Accordingly, the second word of bits of flash memory 1 is read by driving word line WL2 with a positive voltage (for example, 5.0 volts) and by grounding the other word lines. Those bit transistors in the second word, the floating gates of which are discharged, are then conductive whereas the other bit transistors in the second word are not conductive. Each one of the bit lines BL1 through BLX+1 is driven with a positive voltage (such as 1.0 volts) and the current flowing through the bit line is sensed. If the bit line current is greater than 10 microamperes (for example, 100 microamperes), then the corresponding bit transistor in the selected word is determined to be conductive (i.e. "discharged"). If, on the other hand, the bit line current is less than 10 microamperes, then the corresponding bit transistor in the selected word is determined to be non-conductive (i.e. "charged"). The information content of each bit of the second word is read in this manner.

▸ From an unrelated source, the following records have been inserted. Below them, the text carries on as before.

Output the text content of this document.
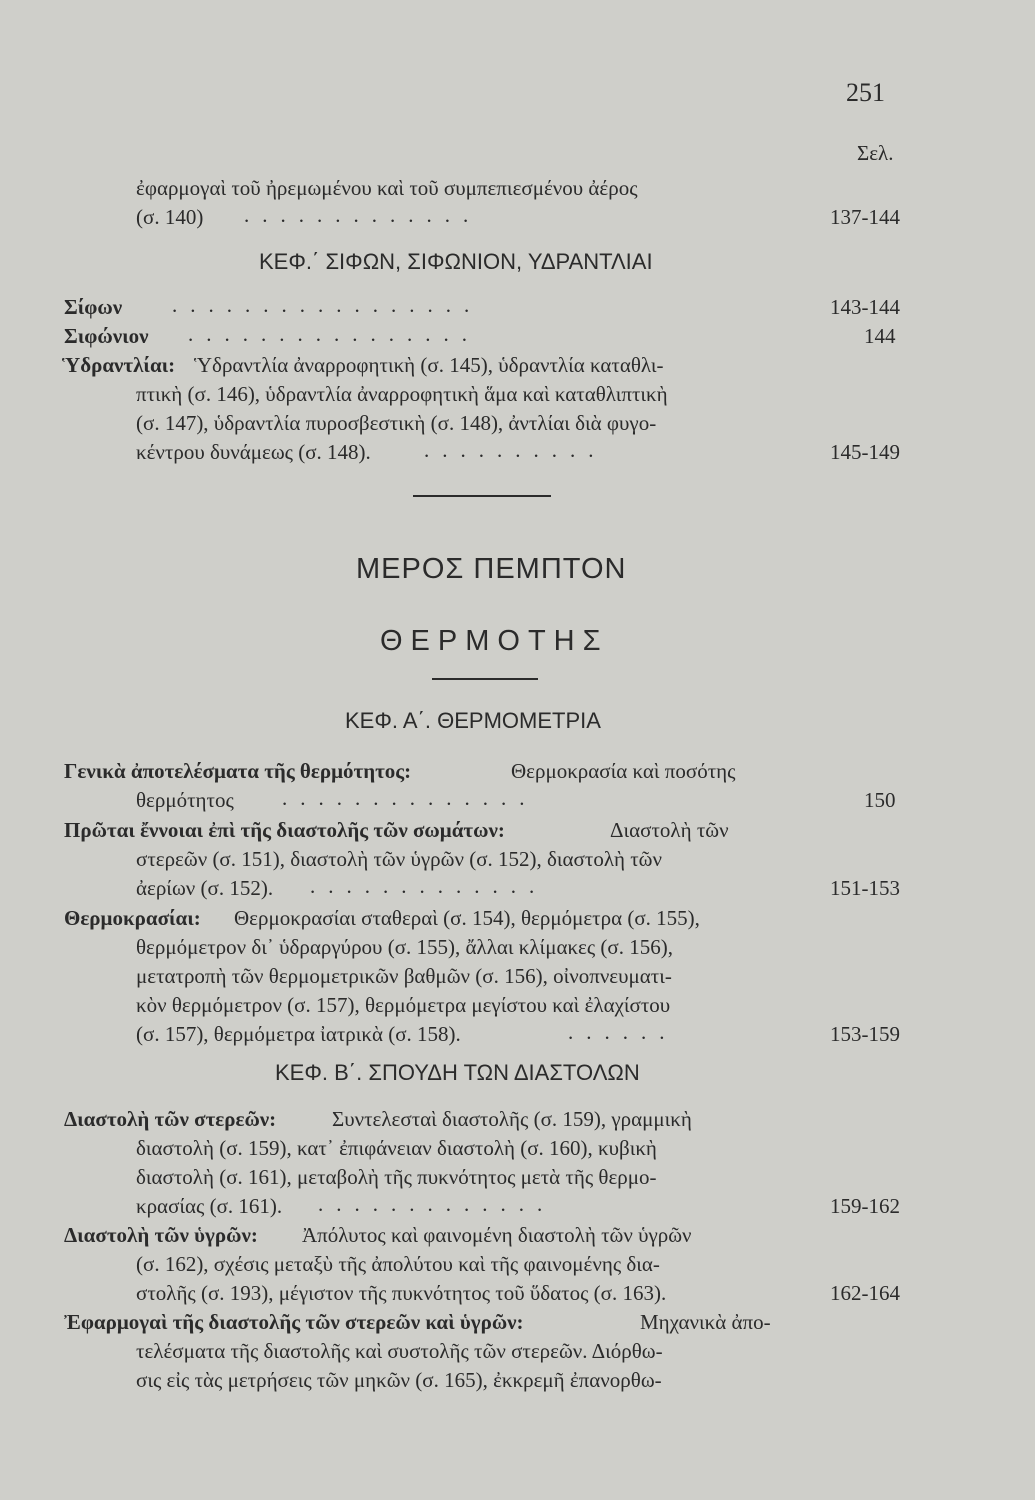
251
Σελ.
ἐφαρμογαὶ τοῦ ἠρεμωμένου καὶ τοῦ συμπεπιεσμένου ἀέρος
(σ. 140) .............	137-144
ΚΕΦ.΄ ΣΙΦΩΝ, ΣΙΦΩΝΙΟΝ, ΥΔΡΑΝΤΛΙΑΙ
Σίφων .................	143-144
Σιφώνιον ................	144
Ὑδραντλίαι: Ὑδραντλία ἀναρροφητικὴ (σ. 145), ὑδραντλία καταθλι-
πτικὴ (σ. 146), ὑδραντλία ἀναρροφητικὴ ἅμα καὶ καταθλιπτικὴ
(σ. 147), ὑδραντλία πυροσβεστικὴ (σ. 148), ἀντλίαι διὰ φυγο-
κέντρου δυνάμεως (σ. 148).	..........	145-149
ΜΕΡΟΣ ΠΕΜΠΤΟΝ
ΘΕΡΜΟΤΗΣ
ΚΕΦ. Α΄. ΘΕΡΜΟΜΕΤΡΙΑ
Γενικὰ ἀποτελέσματα τῆς θερμότητος:	Θερμοκρασία καὶ ποσότης
θερμότητος ..............	150
Πρῶται ἔννοιαι ἐπὶ τῆς διαστολῆς τῶν σωμάτων:	Διαστολὴ τῶν
στερεῶν (σ. 151), διαστολὴ τῶν ὑγρῶν (σ. 152), διαστολὴ τῶν
ἀερίων (σ. 152). .............	151-153
Θερμοκρασίαι: Θερμοκρασίαι σταθεραὶ (σ. 154), θερμόμετρα (σ. 155),
θερμόμετρον δι᾽ ὑδραργύρου (σ. 155), ἄλλαι κλίμακες (σ. 156),
μετατροπὴ τῶν θερμομετρικῶν βαθμῶν (σ. 156), οἰνοπνευματι-
κὸν θερμόμετρον (σ. 157), θερμόμετρα μεγίστου καὶ ἐλαχίστου
(σ. 157), θερμόμετρα ἰατρικὰ (σ. 158).	......	153-159
ΚΕΦ. Β΄. ΣΠΟΥΔΗ ΤΩΝ ΔΙΑΣΤΟΛΩΝ
Διαστολὴ τῶν στερεῶν:	Συντελεσταὶ διαστολῆς (σ. 159), γραμμικὴ
διαστολὴ (σ. 159), κατ᾽ ἐπιφάνειαν διαστολὴ (σ. 160), κυβικὴ
διαστολὴ (σ. 161), μεταβολὴ τῆς πυκνότητος μετὰ τῆς θερμο-
κρασίας (σ. 161). .............	159-162
Διαστολὴ τῶν ὑγρῶν: Ἀπόλυτος καὶ φαινομένη διαστολὴ τῶν ὑγρῶν
(σ. 162), σχέσις μεταξὺ τῆς ἀπολύτου καὶ τῆς φαινομένης δια-
στολῆς (σ. 193), μέγιστον τῆς πυκνότητος τοῦ ὕδατος (σ. 163).	162-164
Ἐφαρμογαὶ τῆς διαστολῆς τῶν στερεῶν καὶ ὑγρῶν:	Μηχανικὰ ἀπο-
τελέσματα τῆς διαστολῆς καὶ συστολῆς τῶν στερεῶν. Διόρθω-
σις εἰς τὰς μετρήσεις τῶν μηκῶν (σ. 165), ἐκκρεμῆ ἐπανορθω-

The flash memory 1 is "erased" of information by discharging all the floating gates at once (hence the term "flash"). Flash memory 1 is then "programmed" with information by charging selected ones of the floating gates and thereby leaving the other floating gates discharged. Discharging occurs by a phenomenon called "Fowler-Nordheim tunneling" whereas charging occurs by a phenomenon called "hot electron injection". See the following documents for further background information on Fowler-Nordheim tunneling, hot electron injection, and flash memory structures: U.S. Pat. No. 5,077,691 entitled "Flash EEPROM Array With Negative Gate Voltage Erase Operation; U.S. Pat. No. 4,698,787 entitled "Single Transistor Electrically Programmable Memory Device And Method; "Semiconductor Memories" by B. Prince, published by John Wiley & Sons, pages 183-187 and 586-608 (1983); "Memory Array Architecture and Decoding Scheme for 3 V Only Sector Erasable DINOR Flash Memory" by S. Kobayashi et al., IEEE Journal of Solid-State Circuits, Vol. 29, No. 4, pages 454-460 (1994); and "Reliability Issues of Flash Memory Cells" by S. Aritome et al., Proceedings of the IEEE, Vol. 81, No. 5, pages 776-788 (1993). The subject matter of these documents is incorporated herein by reference.
Although such conventional flash memories function satisfactorily, ever more dense flash memory integrated circuits are sought. It is therefore desirable to make the individual bit transistors smaller and smaller. To decrease bit transistor geometries below about 0.25 microns (bit transistor gate length), however, advanced lithography tools including advanced steppers will likely be required. These tools are still being developed and are very expensive. It therefore is desirable to make smaller geometry bit transistors without using these advanced lithography tools.